Question

You throw a ball of mass $\mathbf{1}\mathbf{.}\mathbf{2}\mathbf{}\mathbf{kg}$straight up. You observe that it takes$\mathbf{3}\mathbf{.}\mathbf{1}\mathbf{}\mathbf{s}$to go up and down, returning to your hand. Assuming we can neglect air resistance, the time it takes to go up the top is half the total time, $\mathbf{1}\mathbf{.}\mathbf{55}$ s . Note that at the top the momentum is momentarily zero, as it changes from heading upward to heading downward. (a) Use the momentum principle to determine the speed that the ball had just after it left your hand. (b) Use the Energy Principle to determine the maximum height above your hand reached by the ball.

Short answer

- The speed of a ball is $15.21\mathrm{m}/\mathrm{s}$

- The height reached by the ball is $11.79\mathrm{m}$

Step-by-step solution

Identification of given data

- The mass of a ball is $1.2\mathrm{kg}$

- The time taken to go up and down is $3.1\mathrm{s}$

- The time takes to go up the top is half the total time, $1.55\mathrm{s}$

- At the top the momentum is momentarily zero

concept of momentum principle

The principle of momentum states that, when the two objects collide, the collision at initial is equal to the collision at the final of the two objects.

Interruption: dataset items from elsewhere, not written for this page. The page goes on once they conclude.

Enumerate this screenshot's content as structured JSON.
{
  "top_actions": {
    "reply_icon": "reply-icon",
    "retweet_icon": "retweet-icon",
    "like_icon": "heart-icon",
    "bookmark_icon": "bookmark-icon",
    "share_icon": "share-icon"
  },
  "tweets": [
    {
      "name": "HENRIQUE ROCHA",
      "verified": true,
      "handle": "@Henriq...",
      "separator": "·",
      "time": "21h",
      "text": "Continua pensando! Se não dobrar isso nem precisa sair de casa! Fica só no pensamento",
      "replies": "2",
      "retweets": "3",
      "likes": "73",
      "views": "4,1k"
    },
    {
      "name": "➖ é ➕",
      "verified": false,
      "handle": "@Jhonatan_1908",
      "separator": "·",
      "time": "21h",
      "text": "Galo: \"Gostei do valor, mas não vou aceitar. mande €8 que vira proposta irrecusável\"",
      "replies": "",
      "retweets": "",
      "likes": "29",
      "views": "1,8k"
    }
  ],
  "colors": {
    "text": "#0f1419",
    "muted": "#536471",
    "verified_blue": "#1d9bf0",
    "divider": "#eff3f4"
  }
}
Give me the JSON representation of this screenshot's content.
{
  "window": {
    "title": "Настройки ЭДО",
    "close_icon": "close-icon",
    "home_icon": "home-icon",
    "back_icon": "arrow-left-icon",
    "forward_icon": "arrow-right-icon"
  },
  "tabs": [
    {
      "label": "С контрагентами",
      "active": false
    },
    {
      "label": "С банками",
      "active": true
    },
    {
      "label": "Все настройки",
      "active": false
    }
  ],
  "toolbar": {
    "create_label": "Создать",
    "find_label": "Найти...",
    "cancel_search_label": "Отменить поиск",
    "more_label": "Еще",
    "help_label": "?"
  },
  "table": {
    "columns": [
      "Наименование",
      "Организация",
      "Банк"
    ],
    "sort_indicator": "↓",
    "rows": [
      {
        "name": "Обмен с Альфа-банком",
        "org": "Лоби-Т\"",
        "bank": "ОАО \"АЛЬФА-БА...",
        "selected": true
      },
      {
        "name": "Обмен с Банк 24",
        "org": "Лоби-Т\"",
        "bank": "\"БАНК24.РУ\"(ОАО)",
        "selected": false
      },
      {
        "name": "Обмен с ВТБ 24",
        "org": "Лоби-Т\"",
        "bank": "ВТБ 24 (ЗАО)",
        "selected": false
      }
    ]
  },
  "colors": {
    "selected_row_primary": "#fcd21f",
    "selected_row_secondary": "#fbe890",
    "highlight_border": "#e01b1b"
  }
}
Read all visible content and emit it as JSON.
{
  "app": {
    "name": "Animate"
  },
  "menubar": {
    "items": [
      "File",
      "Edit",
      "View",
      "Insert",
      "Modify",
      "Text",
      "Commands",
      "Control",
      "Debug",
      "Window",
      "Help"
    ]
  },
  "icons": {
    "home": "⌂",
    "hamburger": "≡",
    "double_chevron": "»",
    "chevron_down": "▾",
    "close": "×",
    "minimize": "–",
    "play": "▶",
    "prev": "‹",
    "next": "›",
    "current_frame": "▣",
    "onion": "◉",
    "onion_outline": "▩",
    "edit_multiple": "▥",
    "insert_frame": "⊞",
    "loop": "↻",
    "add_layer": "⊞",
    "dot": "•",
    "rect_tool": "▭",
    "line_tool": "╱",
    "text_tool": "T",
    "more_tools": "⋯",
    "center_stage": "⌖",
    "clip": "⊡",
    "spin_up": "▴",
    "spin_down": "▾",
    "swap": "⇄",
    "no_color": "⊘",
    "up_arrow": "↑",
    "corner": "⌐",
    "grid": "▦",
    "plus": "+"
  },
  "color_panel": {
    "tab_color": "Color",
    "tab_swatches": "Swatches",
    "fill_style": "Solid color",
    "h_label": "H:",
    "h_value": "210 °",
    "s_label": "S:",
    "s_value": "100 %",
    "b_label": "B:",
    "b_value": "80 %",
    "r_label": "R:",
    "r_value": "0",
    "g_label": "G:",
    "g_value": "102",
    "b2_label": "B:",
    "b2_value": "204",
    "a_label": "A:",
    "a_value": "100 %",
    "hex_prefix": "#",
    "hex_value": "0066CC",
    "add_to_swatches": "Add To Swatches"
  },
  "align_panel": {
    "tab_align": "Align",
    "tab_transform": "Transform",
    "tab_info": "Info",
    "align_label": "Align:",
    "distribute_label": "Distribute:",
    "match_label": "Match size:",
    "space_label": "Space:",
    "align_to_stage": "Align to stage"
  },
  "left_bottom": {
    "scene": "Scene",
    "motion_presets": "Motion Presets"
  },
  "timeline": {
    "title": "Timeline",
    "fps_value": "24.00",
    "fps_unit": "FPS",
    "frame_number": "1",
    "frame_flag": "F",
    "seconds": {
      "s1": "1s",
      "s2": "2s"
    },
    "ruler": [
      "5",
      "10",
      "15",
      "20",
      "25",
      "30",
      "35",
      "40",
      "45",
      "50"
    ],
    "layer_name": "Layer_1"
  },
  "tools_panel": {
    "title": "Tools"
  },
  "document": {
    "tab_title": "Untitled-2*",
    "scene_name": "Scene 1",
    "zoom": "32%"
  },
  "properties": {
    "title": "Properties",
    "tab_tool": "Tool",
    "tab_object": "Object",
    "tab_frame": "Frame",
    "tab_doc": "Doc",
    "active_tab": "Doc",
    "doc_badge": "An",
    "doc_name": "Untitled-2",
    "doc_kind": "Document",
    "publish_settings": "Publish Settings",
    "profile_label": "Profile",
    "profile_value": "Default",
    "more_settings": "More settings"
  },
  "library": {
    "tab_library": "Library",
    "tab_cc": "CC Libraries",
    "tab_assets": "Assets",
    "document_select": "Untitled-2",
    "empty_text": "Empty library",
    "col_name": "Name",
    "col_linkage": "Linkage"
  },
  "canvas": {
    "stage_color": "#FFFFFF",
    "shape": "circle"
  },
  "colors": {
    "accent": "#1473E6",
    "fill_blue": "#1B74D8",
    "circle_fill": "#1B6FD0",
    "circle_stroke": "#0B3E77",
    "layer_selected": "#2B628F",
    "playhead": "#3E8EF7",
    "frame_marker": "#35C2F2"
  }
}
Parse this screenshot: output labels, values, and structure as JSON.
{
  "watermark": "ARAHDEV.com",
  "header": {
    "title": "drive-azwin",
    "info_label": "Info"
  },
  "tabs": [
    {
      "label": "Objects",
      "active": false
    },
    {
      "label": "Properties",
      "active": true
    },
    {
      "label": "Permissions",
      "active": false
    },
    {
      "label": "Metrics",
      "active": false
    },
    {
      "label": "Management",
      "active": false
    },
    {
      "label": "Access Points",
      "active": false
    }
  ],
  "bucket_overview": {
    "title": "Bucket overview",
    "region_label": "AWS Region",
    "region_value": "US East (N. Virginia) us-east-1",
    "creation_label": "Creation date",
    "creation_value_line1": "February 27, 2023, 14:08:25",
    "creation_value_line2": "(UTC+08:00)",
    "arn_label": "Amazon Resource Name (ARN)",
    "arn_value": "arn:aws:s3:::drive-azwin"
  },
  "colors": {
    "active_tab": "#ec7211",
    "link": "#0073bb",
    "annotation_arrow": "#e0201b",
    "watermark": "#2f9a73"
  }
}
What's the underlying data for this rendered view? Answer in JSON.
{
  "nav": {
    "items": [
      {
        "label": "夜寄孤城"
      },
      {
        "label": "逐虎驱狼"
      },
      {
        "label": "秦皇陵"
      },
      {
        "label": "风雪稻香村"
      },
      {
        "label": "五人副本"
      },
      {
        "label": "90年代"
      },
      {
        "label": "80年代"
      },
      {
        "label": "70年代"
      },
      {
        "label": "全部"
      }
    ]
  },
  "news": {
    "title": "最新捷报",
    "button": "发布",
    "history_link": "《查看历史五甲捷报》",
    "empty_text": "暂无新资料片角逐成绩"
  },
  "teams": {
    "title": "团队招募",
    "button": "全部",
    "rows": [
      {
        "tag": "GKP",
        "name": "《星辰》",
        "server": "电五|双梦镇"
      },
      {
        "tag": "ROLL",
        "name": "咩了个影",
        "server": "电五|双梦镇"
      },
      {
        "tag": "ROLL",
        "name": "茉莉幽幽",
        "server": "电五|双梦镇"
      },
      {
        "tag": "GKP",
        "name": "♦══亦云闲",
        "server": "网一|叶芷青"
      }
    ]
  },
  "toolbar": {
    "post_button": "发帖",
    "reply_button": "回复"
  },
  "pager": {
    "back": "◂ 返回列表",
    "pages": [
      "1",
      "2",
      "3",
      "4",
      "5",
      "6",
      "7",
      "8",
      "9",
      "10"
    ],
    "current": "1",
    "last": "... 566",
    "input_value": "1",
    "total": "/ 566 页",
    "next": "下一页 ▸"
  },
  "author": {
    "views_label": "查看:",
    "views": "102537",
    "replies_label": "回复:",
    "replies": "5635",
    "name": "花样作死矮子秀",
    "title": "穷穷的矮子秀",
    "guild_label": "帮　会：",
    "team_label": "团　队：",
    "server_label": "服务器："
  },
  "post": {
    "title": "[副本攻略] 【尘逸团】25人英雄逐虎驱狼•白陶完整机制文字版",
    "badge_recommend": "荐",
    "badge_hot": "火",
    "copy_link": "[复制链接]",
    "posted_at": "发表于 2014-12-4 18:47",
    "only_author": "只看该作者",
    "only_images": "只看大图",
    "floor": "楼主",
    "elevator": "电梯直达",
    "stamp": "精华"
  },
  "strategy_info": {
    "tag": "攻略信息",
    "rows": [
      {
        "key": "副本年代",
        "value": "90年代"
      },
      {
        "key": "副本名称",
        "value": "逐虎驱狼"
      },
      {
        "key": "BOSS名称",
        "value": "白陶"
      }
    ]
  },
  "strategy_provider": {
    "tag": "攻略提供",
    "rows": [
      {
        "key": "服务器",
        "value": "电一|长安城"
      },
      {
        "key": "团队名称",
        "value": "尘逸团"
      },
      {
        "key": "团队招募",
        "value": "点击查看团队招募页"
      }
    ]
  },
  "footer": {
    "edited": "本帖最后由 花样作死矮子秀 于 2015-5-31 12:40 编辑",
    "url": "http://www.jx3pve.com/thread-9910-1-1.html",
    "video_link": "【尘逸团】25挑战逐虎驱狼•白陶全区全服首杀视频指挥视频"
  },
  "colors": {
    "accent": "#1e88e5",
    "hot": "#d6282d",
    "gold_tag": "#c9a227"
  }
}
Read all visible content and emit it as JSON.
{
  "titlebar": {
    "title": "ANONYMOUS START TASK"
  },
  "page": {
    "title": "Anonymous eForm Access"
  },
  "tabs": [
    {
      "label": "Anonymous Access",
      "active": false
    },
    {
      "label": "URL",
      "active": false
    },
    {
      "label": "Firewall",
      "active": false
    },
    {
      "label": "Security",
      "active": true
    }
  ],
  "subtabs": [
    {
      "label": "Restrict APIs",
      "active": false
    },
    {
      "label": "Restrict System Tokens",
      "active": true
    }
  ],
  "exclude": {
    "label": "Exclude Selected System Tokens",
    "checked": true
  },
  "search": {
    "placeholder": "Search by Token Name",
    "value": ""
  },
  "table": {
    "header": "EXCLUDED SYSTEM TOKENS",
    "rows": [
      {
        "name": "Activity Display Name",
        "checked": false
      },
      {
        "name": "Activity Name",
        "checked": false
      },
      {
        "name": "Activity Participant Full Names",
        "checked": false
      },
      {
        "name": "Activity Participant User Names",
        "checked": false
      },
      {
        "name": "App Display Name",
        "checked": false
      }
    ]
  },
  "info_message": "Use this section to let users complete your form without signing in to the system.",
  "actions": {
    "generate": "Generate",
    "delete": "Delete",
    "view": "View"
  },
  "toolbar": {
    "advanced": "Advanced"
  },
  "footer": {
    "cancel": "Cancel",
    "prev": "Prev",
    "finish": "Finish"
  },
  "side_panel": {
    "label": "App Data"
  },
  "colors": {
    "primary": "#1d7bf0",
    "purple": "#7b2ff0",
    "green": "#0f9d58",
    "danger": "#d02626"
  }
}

(a) Determination of the speed of a ball using momentum principle

The total net force by the principle of momentum,

$F_{\text{net}}=\frac{\Delta P}{\Delta t}\cdots \cdots \left(1\right)$

Where,$\Delta P=$Change in momentum;$\Delta t=$change in time

Momentum is a multiplication of mass and velocity. So the above equation is written as,

$F_{\text{net}}=\frac{m\left(v_f-v_i\right)}{t_f-t_i}\cdots \cdots \left(2\right)$

Substitute $F=mg$in Equation (2),

$mg=\frac{m\left(v_f-v_i\right)}{t_f-t_i}$

where,$v_i,v_f=$initial and final speed

$t_i,t_f=$initial and final time

$g=$acceleration due to gravity $=9.81\mathrm{m}/{\mathrm{s}}^2$

Since the final velocity and initial time is zero. The above equation will become,

$-9·81=\frac{\left(0-V_i\right)}{1.55-0}$

$v_j-9.81\times 1.55$

$=15.21\mathrm{m}/\mathrm{s}$

Hence, the speed of a ball using momentum principle is $15.21\mathrm{m}/\mathrm{s}$

(b) Determination of the maximum height above your hand reached by the ball using Energy Principle

The maximum height by using Energy Principle,

$\frac{1}{2}m{v}_i^2=mgh$

$\frac{1}{2}\times 1·2\times 15·{21}^2=1·2\times 9·81\times h$

$h=11.79\mathrm{m}$

Hence, the baseball goes $11.79\mathrm{m}$ height.